The Dark Phoenix as well could have been a great movie. I’ve heard they’re going to make another one about it, but I can’t be very excited for that, because a) Jean has been involved in far more stories than just the Dark Phoenix and deserves so much better and b) it’ll probably be with Sophie Turner and not Janssen, which disappoints me for a lot of reasons that I won’t go into now. But it, as it was portrayed in The Last Stand, wasn’t really a Dark Phoenix story. It wasn’t about Jean. It was pretty much about her choosing to follow Erik instead of Charles and giving Logan something to angst over. It could have been spectacular. But it wasn’t. The entire movie just left me cold and disappointed.

When we look at the second trilogy, the alternate timeline one, my conflicting feelings deepen. Because First Class was a story about Erik and Days of Future Past was a story about Charles, and I thought both were very interesting movies with a lot of heart. But as an X-Men fan, it felt like a slap in the face for a movie to be called First Class and not include the original X-Men. Scott, Jean, Bobby, Warren – none of them was anywhere in sight. Hank was there, sure, but the rest of those characters? Nowhere. They even decided to stick Scott’s traditionally younger brother on the team in Scott’s place. Very few of those new characters were well developed. They killed off Darwin, their only black character, despite the fact that that makes no sense with his power and that his power would have made much more sense as the lynch pin of the next movie than Raven’s.

Days of Future Past was probably my favourite movie on the franchise as a whole, and that’s only partially because of how it completely undid The Last Stand and brought Scott and Jean back to life. As a movie, I think it was the best one by quite a large margin. It wasn’t necessarily a great adaptation, but it was an exceptional movie. It was a movie about found families and fighting through hard times. It was a movie about doing the right thing. It demonstrated the Erik-Charles dynamic beautifully, showing that they both have very different perspectives that stem from their personal experiences and that are both understandable. It showed how necessary and important the school is. And above all, it ended well. It ended happily and it gave them all a second chance. There were a few plot holes and continuity issues, but on the whole, I can’t really complain about Days of Future Past.

Apocalypse was much more divisive than either First Class or Days of Future Past, but while I had my issues with it, issues that were deeper than mine with Future Past, there were actually a lot of things that I appreciated a lot. The most important of them was that Logan showed up for a couple minutes, then left, and that was it. He didn’t hog the spotlight in this one. We got teenage Scott and Jean and Kurt, which was lovely – finally, some other characters got some screen time – but deeply flawed, as the interpretation of Scott was so different from the classic version of him, he felt like a totally different character that just happened to have the same name. It didn’t really focus on a specific character, so it felt more like an X-Men ensemble movie at long last, even if a lot of the characters were underused and Mystique got more screentime than she probably should have.

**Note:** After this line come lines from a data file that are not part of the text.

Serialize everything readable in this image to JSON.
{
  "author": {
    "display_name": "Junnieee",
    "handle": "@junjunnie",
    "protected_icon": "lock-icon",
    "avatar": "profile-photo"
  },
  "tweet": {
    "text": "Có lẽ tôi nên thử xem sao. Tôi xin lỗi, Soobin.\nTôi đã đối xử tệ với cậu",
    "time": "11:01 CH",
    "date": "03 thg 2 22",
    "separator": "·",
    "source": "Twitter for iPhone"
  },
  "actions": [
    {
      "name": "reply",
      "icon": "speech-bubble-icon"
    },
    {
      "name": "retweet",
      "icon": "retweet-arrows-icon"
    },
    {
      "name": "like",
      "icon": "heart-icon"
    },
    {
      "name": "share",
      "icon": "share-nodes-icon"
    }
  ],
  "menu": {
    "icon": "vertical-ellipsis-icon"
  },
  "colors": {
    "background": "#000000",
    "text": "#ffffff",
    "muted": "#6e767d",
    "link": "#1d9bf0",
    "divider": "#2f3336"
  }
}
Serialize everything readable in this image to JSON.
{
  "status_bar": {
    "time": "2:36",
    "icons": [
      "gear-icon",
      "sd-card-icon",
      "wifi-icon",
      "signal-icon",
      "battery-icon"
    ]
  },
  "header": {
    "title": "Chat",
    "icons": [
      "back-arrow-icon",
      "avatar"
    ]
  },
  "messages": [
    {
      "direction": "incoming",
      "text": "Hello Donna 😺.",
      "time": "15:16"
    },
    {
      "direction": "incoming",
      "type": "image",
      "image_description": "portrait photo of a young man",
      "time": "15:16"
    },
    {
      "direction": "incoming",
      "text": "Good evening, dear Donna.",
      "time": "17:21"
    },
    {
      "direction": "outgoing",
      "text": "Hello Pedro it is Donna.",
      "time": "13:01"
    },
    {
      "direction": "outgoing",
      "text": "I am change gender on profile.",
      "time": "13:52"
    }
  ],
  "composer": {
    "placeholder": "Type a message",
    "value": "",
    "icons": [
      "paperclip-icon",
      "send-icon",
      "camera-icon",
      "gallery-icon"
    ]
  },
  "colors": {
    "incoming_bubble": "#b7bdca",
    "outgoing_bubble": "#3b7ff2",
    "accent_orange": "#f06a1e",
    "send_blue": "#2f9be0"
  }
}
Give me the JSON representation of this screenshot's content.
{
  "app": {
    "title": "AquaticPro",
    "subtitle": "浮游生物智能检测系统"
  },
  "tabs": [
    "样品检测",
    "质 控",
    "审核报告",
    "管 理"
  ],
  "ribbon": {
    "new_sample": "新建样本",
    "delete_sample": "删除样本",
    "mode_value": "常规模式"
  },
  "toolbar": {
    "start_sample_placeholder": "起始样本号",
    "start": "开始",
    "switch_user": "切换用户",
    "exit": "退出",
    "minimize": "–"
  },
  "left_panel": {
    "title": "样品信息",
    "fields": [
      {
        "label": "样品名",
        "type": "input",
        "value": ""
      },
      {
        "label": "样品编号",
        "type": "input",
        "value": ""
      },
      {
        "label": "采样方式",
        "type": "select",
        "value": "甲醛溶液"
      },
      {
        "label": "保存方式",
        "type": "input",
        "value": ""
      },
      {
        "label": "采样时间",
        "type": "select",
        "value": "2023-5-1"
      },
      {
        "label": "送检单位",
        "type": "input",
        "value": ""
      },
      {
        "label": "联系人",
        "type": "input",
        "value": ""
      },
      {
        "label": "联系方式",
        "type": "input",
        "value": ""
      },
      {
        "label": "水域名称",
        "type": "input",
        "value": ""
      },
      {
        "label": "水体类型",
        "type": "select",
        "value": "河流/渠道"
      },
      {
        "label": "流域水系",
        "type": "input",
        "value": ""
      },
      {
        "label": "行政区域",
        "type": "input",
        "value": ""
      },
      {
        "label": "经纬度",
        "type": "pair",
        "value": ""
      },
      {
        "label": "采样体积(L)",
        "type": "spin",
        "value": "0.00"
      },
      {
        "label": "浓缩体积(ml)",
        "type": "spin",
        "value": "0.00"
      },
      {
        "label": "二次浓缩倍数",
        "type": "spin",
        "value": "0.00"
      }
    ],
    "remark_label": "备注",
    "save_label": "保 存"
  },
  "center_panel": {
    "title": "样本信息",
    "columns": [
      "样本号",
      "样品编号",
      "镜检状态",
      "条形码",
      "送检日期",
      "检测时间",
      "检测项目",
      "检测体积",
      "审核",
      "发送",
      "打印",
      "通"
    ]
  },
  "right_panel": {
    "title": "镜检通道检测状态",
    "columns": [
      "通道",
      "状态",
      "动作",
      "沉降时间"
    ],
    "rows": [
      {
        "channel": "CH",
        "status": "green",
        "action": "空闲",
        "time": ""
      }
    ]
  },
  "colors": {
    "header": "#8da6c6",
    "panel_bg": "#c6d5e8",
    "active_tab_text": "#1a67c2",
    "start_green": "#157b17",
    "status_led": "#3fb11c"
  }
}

But even beyond too much focus on a few characters, and a lack of care being put into the details, and my frustration with them as adaptations, my main problem with the movies is how exhausting they are. There hasn’t been a real happy ending since the very first one. When you’re telling a story about a persecuted minority, of course you need to go into the struggles the people belonging to said minority face. But having all of mutantkind wiped out twice, and not facing the societal and political challenges instead of the dramatics since 2006?

I don’t have a problem with emotional weight and bittersweet endings. It’s why I love the DCEU – the movies might be too heavy for me to watch all the time, but that doesn’t mean it’s not good. It just means that sometimes when I’m exhausted and need something light to cheer me up, I’m going to turn on Legally Blonde instead.

So much of the franchise is excellent and enjoyable and generally well done, but there are still so many flaws that are more and more noticeable with every rewatch, it gets very frustrating and exhausting.

All of my issues with the franchise culminated with Logan. While I enjoyed watching it, after I was done, I was so tired. I was sick of Logan as a character. I was sick of never getting to see other mutants or the X-Men as a team. I was sick of the characters never getting a lasting victory or moving forward in a meaningful way.

Logan was the end of an era. It was the last movie with Hugh Jackman playing Wolverine. It was the last movie with Patrick Stewart playing Professor X. By extension, it’s very probably the last movie with any of the original actors. I’d be delighted to be wrong about that, but I very much doubt we’ll ever again see Marsden Scott, Janssen Jean, or Berry Ororo. Logan was the end of that era, and I think that while the movie may stand well on its own, isolated from the rest of the franchise, it was a weak, unsatisfactory ending.